Nada melhor para representar o Inconsciente infantil do que a figura do paraíso, um lugar onde tudo é lúdico, mágico e possível. Na mente infantil, os acontecimentos incestuosos nada mais são do que uma história de amor, assim como no mito de Édipo.
Essa inocência é preservada e protegida até que se atinja a puberdade e a maturidade, representada na imagem do fruto proibido. Deus proíbe os irmãos de tomarem o conhecimento de seu amor utópico e incestuoso, pois seria penoso demais para a mente suportar a verdade de tal desejo, mas permanecer nessa ilusão fantasiosa jamais permitiria o prazer da liberdade sobre a própria vida.
A infância, apesar de sua doce inocência, se torna um cárcere, e antes que se atinja a puberdade, tudo o que os pais ordenam a criança estará fadada a obedecer sem questionar.

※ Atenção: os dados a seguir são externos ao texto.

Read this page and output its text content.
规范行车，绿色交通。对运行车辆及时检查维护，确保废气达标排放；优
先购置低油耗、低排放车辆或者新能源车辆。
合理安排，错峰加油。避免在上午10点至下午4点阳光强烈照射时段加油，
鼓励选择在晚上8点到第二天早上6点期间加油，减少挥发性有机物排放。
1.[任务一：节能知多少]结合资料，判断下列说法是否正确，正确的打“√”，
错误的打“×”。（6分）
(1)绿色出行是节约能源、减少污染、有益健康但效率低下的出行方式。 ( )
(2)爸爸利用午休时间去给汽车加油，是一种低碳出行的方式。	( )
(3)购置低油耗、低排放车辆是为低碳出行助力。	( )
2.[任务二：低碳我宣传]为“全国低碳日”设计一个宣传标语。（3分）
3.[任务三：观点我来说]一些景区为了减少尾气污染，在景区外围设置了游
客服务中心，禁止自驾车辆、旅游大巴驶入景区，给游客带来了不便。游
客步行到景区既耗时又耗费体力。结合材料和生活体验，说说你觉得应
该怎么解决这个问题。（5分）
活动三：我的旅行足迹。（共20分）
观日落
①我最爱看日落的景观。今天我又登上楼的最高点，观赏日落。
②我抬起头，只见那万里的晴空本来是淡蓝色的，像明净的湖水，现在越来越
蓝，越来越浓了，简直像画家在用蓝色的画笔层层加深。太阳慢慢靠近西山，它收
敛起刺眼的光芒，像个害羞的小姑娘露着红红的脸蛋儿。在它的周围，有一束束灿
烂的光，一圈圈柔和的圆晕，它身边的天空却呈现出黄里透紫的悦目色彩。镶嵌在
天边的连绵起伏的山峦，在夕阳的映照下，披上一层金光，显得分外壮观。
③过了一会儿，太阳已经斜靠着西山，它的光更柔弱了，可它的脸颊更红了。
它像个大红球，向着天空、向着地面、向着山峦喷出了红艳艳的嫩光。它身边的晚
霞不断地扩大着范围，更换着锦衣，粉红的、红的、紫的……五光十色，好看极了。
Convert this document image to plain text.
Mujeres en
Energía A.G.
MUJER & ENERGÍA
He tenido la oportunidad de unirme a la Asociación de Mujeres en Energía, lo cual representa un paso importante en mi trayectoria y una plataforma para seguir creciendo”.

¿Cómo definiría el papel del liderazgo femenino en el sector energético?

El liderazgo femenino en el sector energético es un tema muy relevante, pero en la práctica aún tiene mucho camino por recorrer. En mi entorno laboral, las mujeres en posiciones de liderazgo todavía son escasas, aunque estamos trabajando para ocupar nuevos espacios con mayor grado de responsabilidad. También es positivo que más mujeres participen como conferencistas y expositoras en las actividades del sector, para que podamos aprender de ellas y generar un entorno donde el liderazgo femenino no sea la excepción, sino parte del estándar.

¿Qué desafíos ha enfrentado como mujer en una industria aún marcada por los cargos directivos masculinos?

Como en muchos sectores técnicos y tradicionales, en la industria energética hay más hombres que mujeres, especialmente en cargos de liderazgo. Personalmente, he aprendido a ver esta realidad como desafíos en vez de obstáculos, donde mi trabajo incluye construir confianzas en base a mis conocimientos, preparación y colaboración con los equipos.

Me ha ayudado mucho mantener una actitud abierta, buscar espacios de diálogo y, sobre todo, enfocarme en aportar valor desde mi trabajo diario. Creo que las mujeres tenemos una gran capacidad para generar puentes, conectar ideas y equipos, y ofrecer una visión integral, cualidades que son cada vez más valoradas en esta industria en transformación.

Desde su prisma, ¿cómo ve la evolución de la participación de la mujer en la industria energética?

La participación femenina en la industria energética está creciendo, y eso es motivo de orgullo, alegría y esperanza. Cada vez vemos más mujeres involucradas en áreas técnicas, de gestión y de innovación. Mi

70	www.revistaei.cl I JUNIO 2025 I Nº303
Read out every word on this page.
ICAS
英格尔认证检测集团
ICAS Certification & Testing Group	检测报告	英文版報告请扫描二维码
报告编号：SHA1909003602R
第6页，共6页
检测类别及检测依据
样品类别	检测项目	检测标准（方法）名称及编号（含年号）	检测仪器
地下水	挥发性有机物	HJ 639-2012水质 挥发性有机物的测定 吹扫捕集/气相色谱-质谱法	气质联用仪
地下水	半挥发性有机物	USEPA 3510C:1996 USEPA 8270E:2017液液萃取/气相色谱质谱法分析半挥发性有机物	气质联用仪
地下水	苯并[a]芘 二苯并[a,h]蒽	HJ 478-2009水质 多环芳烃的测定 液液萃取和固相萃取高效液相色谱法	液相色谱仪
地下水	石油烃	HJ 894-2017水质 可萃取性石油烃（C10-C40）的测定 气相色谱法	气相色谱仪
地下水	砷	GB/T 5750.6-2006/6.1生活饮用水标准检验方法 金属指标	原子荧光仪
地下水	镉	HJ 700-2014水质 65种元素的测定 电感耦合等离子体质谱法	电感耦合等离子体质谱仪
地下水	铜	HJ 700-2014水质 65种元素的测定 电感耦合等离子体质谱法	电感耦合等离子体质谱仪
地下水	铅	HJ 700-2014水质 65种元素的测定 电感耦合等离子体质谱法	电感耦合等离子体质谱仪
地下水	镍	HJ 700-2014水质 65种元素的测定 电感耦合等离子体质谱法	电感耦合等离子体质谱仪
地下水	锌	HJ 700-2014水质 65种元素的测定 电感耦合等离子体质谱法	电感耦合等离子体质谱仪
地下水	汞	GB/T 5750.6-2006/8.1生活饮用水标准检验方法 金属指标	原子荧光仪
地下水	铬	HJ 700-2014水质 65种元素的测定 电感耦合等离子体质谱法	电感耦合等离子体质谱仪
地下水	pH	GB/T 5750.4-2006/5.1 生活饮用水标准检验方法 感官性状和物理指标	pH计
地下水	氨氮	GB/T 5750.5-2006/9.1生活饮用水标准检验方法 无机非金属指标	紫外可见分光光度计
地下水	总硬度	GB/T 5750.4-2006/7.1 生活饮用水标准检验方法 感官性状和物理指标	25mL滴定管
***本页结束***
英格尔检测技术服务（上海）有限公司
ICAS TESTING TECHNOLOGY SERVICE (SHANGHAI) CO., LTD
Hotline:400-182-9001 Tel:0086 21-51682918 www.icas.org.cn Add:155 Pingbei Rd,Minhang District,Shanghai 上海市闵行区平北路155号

Os desejos mais sombrios e profundos da fase infantil permanecem inconscientes, e o Complexo do Incesto não passa de uma fantasia até que se prove do fruto proibido: o fruto do conhecimento do bem e do mal.
Ao contrário do que normalmente se entende na figura de Eva, no mito ela é a heroína, aquela que traz a liberdade de poder tomar as próprias decisões, pois escolheu banir de vez a ignorância que antes a impedia de entender sua relação incestuosa com o irmão Adão.
Não fosse pela serpente (que por sinal é o símbolo do conhecimento e da sabedoria), os irmãos Adão e Eva estariam condenados a viver uma vida de mentiras, baseada numa ilusão que não permitia ver o ato incestuoso que estavam cometendo.
Uma vez em posse desse conhecimento, é penoso demais aceitar a verdade dos fatos: os desejos incestuosos de um para com o outro, mas por outro lado, quando o desejo é descoberto, ambos alcançam a própria maturidade (expulsão do jardim) e agora precisam se responsabilizar pelos próprios atos.
Esse mito é apenas uma maneira metafórica de retratar um pouco do que se passa pela mente humana, assim como o Complexo de Édipo que Freud interpretou através da mitologia, esse novo Complexo de Adão e Eva também retrata mais um dos desejos e anseios sombrios que a mente humana esconde; uma vez que tomamos conhecimento disso, é possível dar mais um passo adiante rumo à evolução e ao conhecimento de si mesmo.